Uma das primeiras perguntas revelou meu espanto: “Mas como, Luiza, conhecendo a lei, você não se protegeu?” Outra: “Por que deixou chegar àquele ponto?” Não foi só em 21 de maio que a truculência a vitimou. Em dezembro de 2015, um ataque dele deixou quebrado o dedo anelar da mão esquerda dela. Não houve denúncia, na época, porque Luiza aceitou o pedido de desculpas, como faz a maioria. “A mulher acha que o homem vai mudar e aceita o pedido”.
Perguntei o que mais a chocou na vida: Passar fome? Ter sido doméstica ainda criança? Abusada sexualmente aos 14 anos? A briga feia que travou com Humberto Saad, o empresário que a lançou na moda? Sofrer violência física? Ela respondeu: “Apanhar como apanhei, aos 54 anos, foi o pior… Agora, quando queria paz e sossego, me ocorreu o mais triste. E veio de um homem que eu amava”.
Luiza recordou a irritação ao ler, nas redes sociais, comentários de que ela protagonizava o escândalo para conseguir dinheiro fácil dele. E reviveu momentos depois da agressão: se trancou num quarto, não dormiu a madrugada toda, só saiu de lá ao perceber o apartamento quieto, vazio. Pegou as malas e antecipou sua volta para o Brasil. Confessou que teve medo, sim. Do parceiro se tornar mais violento, de aparecer com a auto-estima ferida, da solidão, de tudo.
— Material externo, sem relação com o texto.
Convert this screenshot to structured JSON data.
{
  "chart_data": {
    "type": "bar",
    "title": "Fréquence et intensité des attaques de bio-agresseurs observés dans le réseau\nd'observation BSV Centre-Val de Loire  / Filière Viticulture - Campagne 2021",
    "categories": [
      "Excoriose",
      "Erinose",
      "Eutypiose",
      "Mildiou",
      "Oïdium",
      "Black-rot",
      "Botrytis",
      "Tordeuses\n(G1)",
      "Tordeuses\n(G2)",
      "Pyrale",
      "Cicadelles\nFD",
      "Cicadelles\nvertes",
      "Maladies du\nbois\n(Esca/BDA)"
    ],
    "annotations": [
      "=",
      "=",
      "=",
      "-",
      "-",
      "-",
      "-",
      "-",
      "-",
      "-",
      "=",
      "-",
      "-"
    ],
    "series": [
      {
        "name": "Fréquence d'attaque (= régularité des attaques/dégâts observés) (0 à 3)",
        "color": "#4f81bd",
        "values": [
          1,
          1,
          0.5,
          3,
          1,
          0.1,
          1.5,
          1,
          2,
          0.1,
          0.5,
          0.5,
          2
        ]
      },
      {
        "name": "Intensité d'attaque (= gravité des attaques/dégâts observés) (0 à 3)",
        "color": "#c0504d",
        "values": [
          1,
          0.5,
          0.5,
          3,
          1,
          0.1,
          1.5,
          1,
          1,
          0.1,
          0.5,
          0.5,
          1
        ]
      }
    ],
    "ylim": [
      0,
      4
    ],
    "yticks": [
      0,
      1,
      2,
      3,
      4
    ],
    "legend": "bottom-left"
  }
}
Mas, com o treino que tem, com a teimosia que a trouxe até aqui, não abriu a guarda, nem mesmo quando tentaram demovê-la. Foi duas vezes ao Instituo Médico Legal, ao Ministério Público, entregou um vídeo, outras provas, fez a denúncia. Está até hoje sob medida protetiva decretada por uma juíza. O parceiro, proibido de se aproximar dela, é réu em um processo que corre em segredo de justiça e nega o crime. Atribui a Luíza um caráter destemperado.
Quando perguntei o que diria às mulheres que sofrem o que ela já superou, Luiza se emocionou muito. Respirou, interrompeu uma lágrima que caía e falou como se a vítima estivesse na sua frente: “Olha, eu ainda estou superando. Você também pode”. Passou a dizer o que uma mulher precisa fazer para não se acovardar. É uma mensagem forte, que cutuca, instiga. Mas é também um alento, um conforto para quem está sob ameaça em casa. Isso me fez engolir a tristeza.